SentryOne Performance Analysis Dashboard Tips and Tricks
The SentryOne Performance Analysis Dashboard is understandably one of the most-used views within SentryOne. The ability to view key metrics in real-time or historically and then easily drill down into what could be causing observed resource utilization makes the dashboard an obvious starting point within SentryOne. However, in the several years I have spent training SentryOne users, I find there are still dashboard features that are often overlooked. Let's dive into how to best utilize these dashboard features.
Table of Contents
On the CPU chart shown below, SQL Server is broken out into its own section (displayed in blue), while other processes are grouped into the Other category (displayed in green). This differentiation makes it very easy to see if a CPU spike is related to a SQL Server process or external process. When you see a spike in non-SQL Server processes, you can check the Processes tab to see which process outside of SQL Server might be the culprit. If you find your servers regularly or intermittently having CPU utilization spikes from a process outside of SQL Server, it can be beneficial to break out the process into its own process category.
Example of a Custom Process Group on the Dashboard
As you might be able to relate to, I often end up with dozens of Internet browser tabs open, which can use a good amount of resources. So, for demo purposes, I have broken out Chrome into its own process category. Doing so separates it into its own section on both the CPU and Memory charts (displayed in orange), as shown in the screenshot above. Breaking out certain processes can help you quickly identify if a well-known process starts to heavily utilize resources. Details on how to create new process categories can be found here.
If you find that most of your waits are showing up as the Other category, or you have specific waits that are most relevant to you, it can be very helpful to break waits out into custom categories. Doing so enables you to quickly identify what specific wait activity is tied to.
Below you can see a very common view of the Waits chart, with a decent amount of the waits activity being grouped into the Other category (displayed in gray).
Waits Chart Before Creating Custom Wait Category
After breaking out CXPACKET and BACKUPIO waits into their own categories, you can see in the screenshot below that it's much easier to quickly visually identify the breakdown of that wait activity.

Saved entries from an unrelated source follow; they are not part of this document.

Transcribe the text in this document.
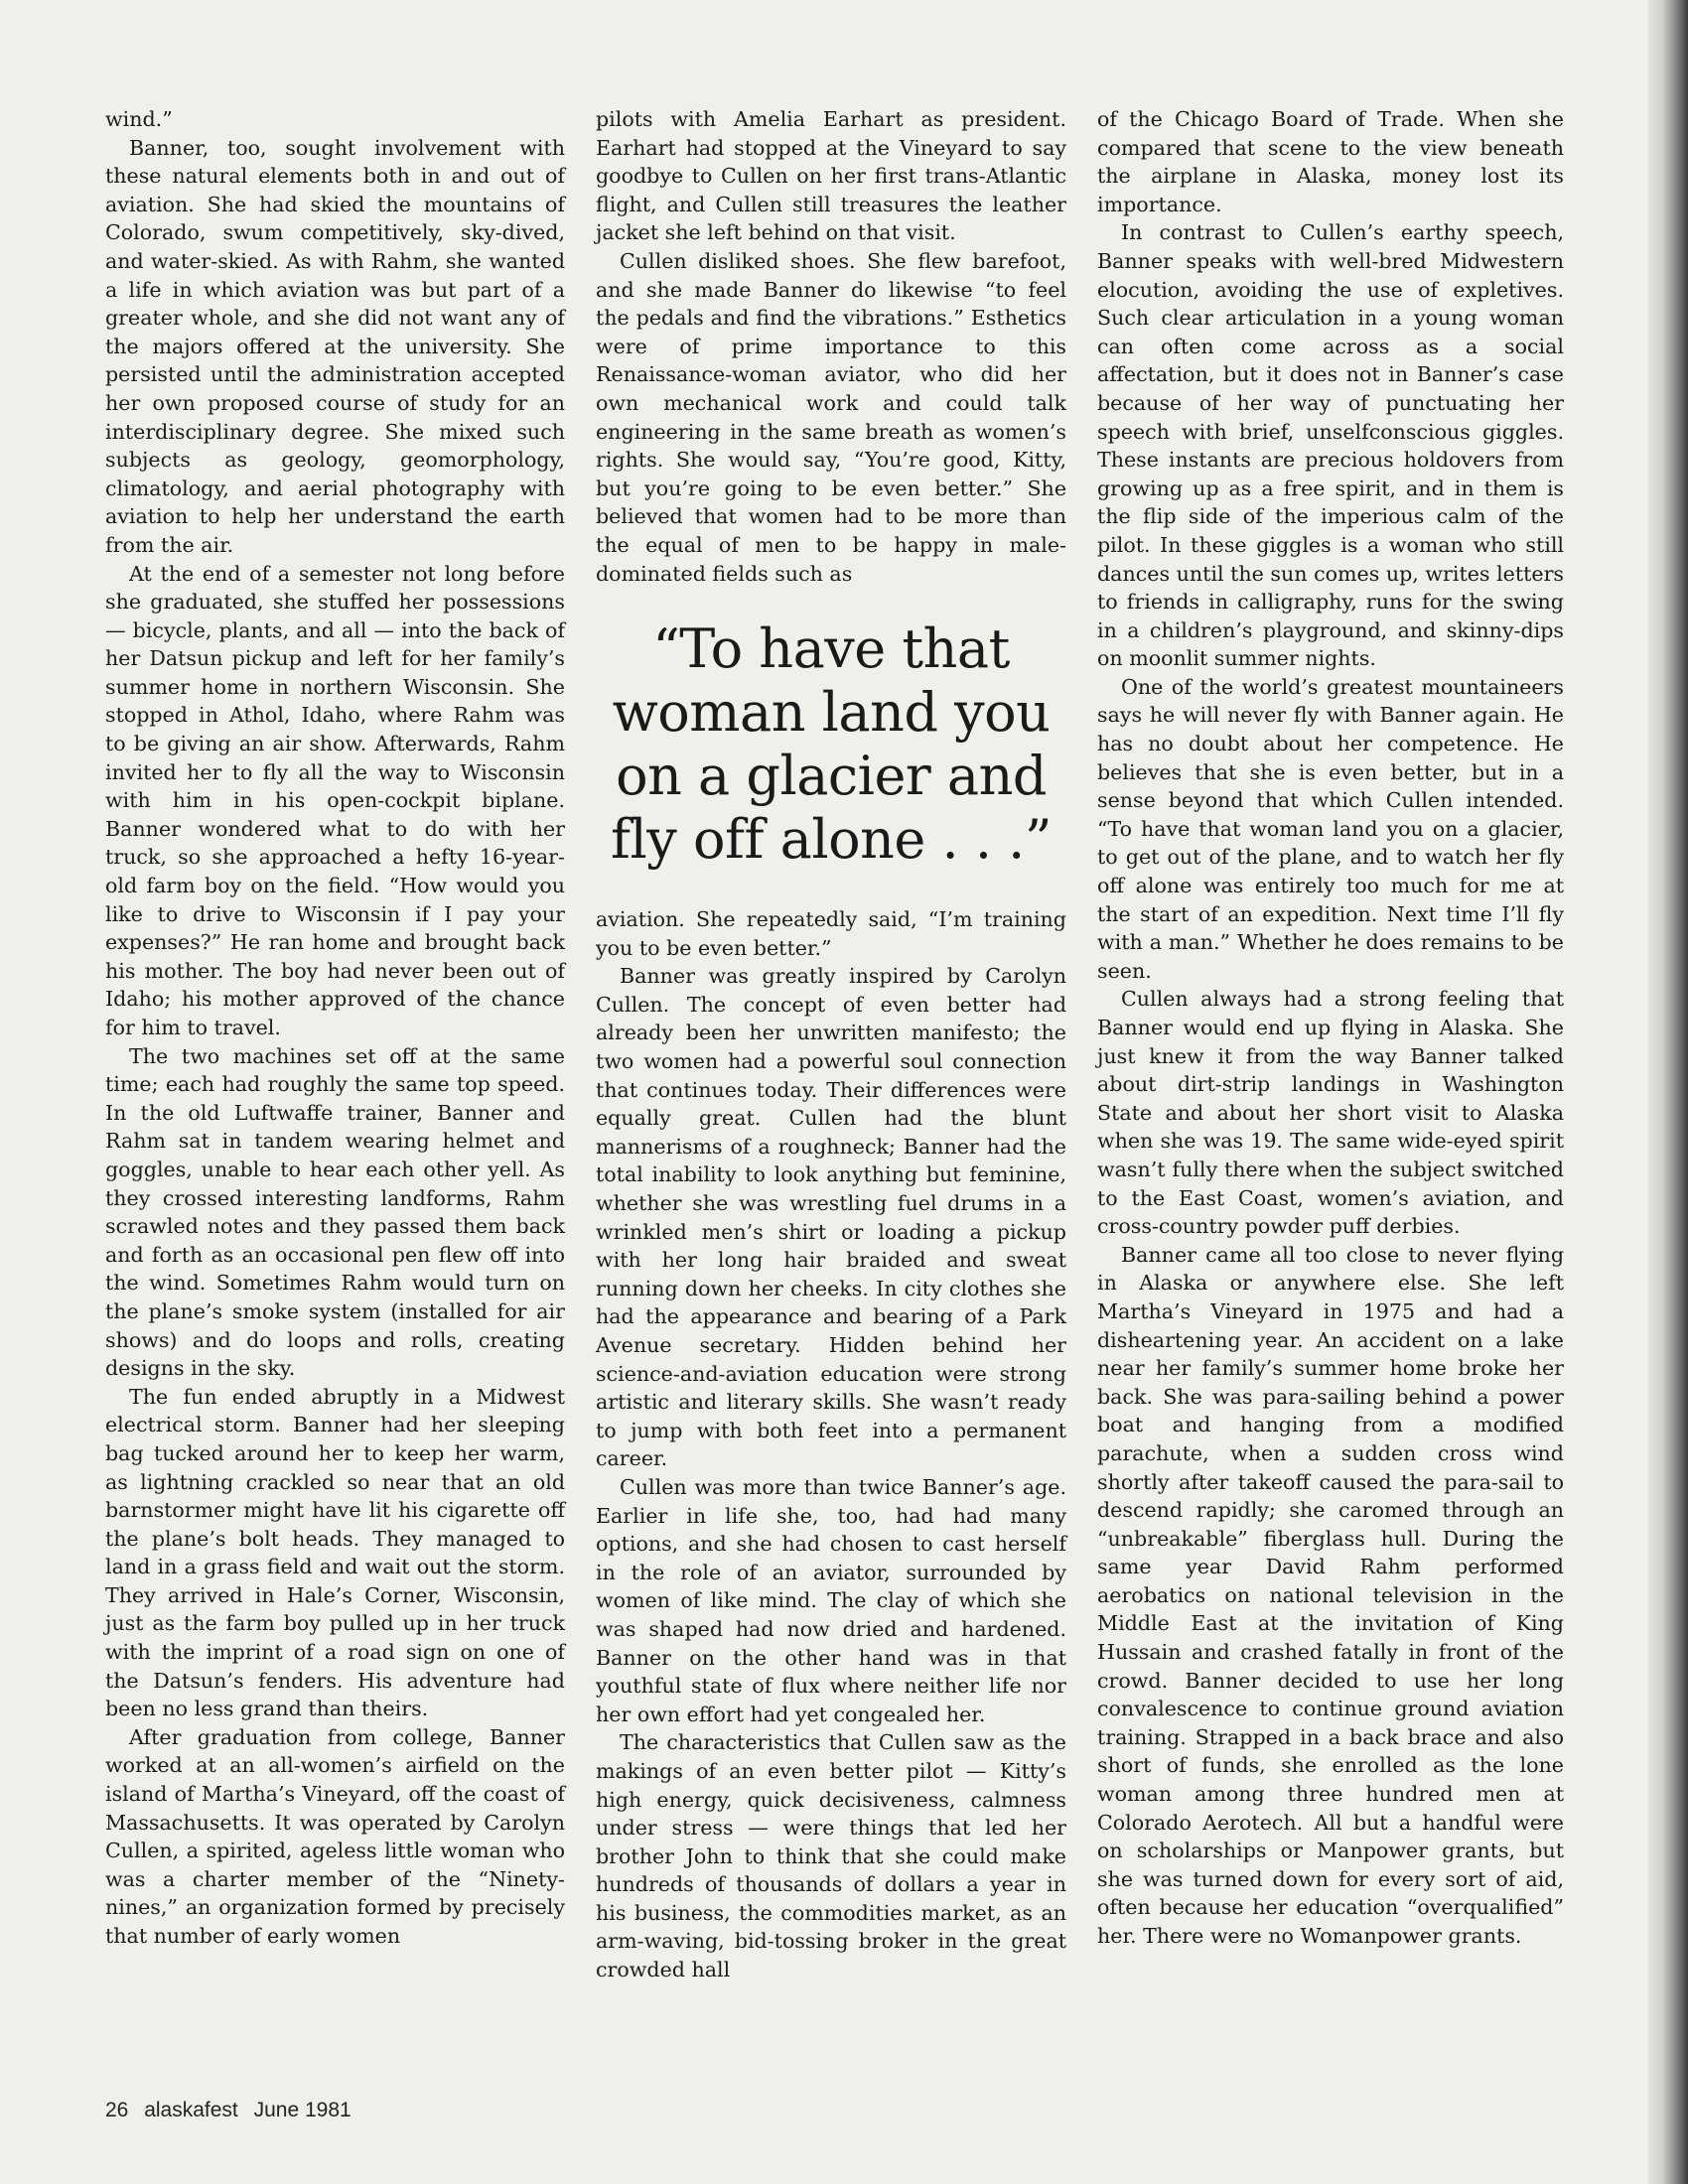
wind.”

Banner, too, sought involvement with these natural elements both in and out of aviation. She had skied the mountains of Colorado, swum competitively, sky-dived, and water-skied. As with Rahm, she wanted a life in which aviation was but part of a greater whole, and she did not want any of the majors offered at the university. She persisted until the administration accepted her own proposed course of study for an interdisciplinary degree. She mixed such subjects as geology, geomorphology, climatology, and aerial photography with aviation to help her understand the earth from the air.

At the end of a semester not long before she graduated, she stuffed her possessions — bicycle, plants, and all — into the back of her Datsun pickup and left for her family’s summer home in northern Wisconsin. She stopped in Athol, Idaho, where Rahm was to be giving an air show. Afterwards, Rahm invited her to fly all the way to Wisconsin with him in his open-cockpit biplane. Banner wondered what to do with her truck, so she approached a hefty 16-year-old farm boy on the field. “How would you like to drive to Wisconsin if I pay your expenses?” He ran home and brought back his mother. The boy had never been out of Idaho; his mother approved of the chance for him to travel.

The two machines set off at the same time; each had roughly the same top speed. In the old Luftwaffe trainer, Banner and Rahm sat in tandem wearing helmet and goggles, unable to hear each other yell. As they crossed interesting landforms, Rahm scrawled notes and they passed them back and forth as an occasional pen flew off into the wind. Sometimes Rahm would turn on the plane’s smoke system (installed for air shows) and do loops and rolls, creating designs in the sky.

The fun ended abruptly in a Midwest electrical storm. Banner had her sleeping bag tucked around her to keep her warm, as lightning crackled so near that an old barnstormer might have lit his cigarette off the plane’s bolt heads. They managed to land in a grass field and wait out the storm. They arrived in Hale’s Corner, Wisconsin, just as the farm boy pulled up in her truck with the imprint of a road sign on one of the Datsun’s fenders. His adventure had been no less grand than theirs.

After graduation from college, Banner worked at an all-women’s airfield on the island of Martha’s Vineyard, off the coast of Massachusetts. It was operated by Carolyn Cullen, a spirited, ageless little woman who was a charter member of the “Ninety-nines,” an organization formed by precisely that number of early women

pilots with Amelia Earhart as president. Earhart had stopped at the Vineyard to say goodbye to Cullen on her first trans-Atlantic flight, and Cullen still treasures the leather jacket she left behind on that visit.

Cullen disliked shoes. She flew barefoot, and she made Banner do likewise “to feel the pedals and find the vibrations.” Esthetics were of prime importance to this Renaissance-woman aviator, who did her own mechanical work and could talk engineering in the same breath as women’s rights. She would say, “You’re good, Kitty, but you’re going to be even better.” She believed that women had to be more than the equal of men to be happy in male-dominated fields such as

“To have that
woman land you
on a glacier and
fly off alone . . .”

aviation. She repeatedly said, “I’m training you to be even better.”

Banner was greatly inspired by Carolyn Cullen. The concept of even better had already been her unwritten manifesto; the two women had a powerful soul connection that continues today. Their differences were equally great. Cullen had the blunt mannerisms of a roughneck; Banner had the total inability to look anything but feminine, whether she was wrestling fuel drums in a wrinkled men’s shirt or loading a pickup with her long hair braided and sweat running down her cheeks. In city clothes she had the appearance and bearing of a Park Avenue secretary. Hidden behind her science-and-aviation education were strong artistic and literary skills. She wasn’t ready to jump with both feet into a permanent career.

Cullen was more than twice Banner’s age. Earlier in life she, too, had had many options, and she had chosen to cast herself in the role of an aviator, surrounded by women of like mind. The clay of which she was shaped had now dried and hardened. Banner on the other hand was in that youthful state of flux where neither life nor her own effort had yet congealed her.

The characteristics that Cullen saw as the makings of an even better pilot — Kitty’s high energy, quick decisiveness, calmness under stress — were things that led her brother John to think that she could make hundreds of thousands of dollars a year in his business, the commodities market, as an arm-waving, bid-tossing broker in the great crowded hall

of the Chicago Board of Trade. When she compared that scene to the view beneath the airplane in Alaska, money lost its importance.

In contrast to Cullen’s earthy speech, Banner speaks with well-bred Midwestern elocution, avoiding the use of expletives. Such clear articulation in a young woman can often come across as a social affectation, but it does not in Banner’s case because of her way of punctuating her speech with brief, unselfconscious giggles. These instants are precious holdovers from growing up as a free spirit, and in them is the flip side of the imperious calm of the pilot. In these giggles is a woman who still dances until the sun comes up, writes letters to friends in calligraphy, runs for the swing in a children’s playground, and skinny-dips on moonlit summer nights.

One of the world’s greatest mountaineers says he will never fly with Banner again. He has no doubt about her competence. He believes that she is even better, but in a sense beyond that which Cullen intended. “To have that woman land you on a glacier, to get out of the plane, and to watch her fly off alone was entirely too much for me at the start of an expedition. Next time I’ll fly with a man.” Whether he does remains to be seen.

Cullen always had a strong feeling that Banner would end up flying in Alaska. She just knew it from the way Banner talked about dirt-strip landings in Washington State and about her short visit to Alaska when she was 19. The same wide-eyed spirit wasn’t fully there when the subject switched to the East Coast, women’s aviation, and cross-country powder puff derbies.

Banner came all too close to never flying in Alaska or anywhere else. She left Martha’s Vineyard in 1975 and had a disheartening year. An accident on a lake near her family’s summer home broke her back. She was para-sailing behind a power boat and hanging from a modified parachute, when a sudden cross wind shortly after takeoff caused the para-sail to descend rapidly; she caromed through an “unbreakable” fiberglass hull. During the same year David Rahm performed aerobatics on national television in the Middle East at the invitation of King Hussain and crashed fatally in front of the crowd. Banner decided to use her long convalescence to continue ground aviation training. Strapped in a back brace and also short of funds, she enrolled as the lone woman among three hundred men at Colorado Aerotech. All but a handful were on scholarships or Manpower grants, but she was turned down for every sort of aid, often because her education “overqualified” her. There were no Womanpower grants.

26 alaskafest June 1981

Waits Chart After Creating Custom Wait Categories
I have also seen SentryOne users break out HADR waits if Availability Group (AGs) are involved, or specific latch waits when dealing with blocking issues. You can break out the waits that are meaningful to you. For information about how to create custom wait categories, check out Justin Randall's blog post "Dashboard Custom Wait Categories."
SentryOne provides several out of the box baselines (e.g., Previous Period, Day, Week, Month, Quarter, Year). Baselines can provide a quick glance at the available previous time ranges to assist in change analysis, trending, and pattern recognition.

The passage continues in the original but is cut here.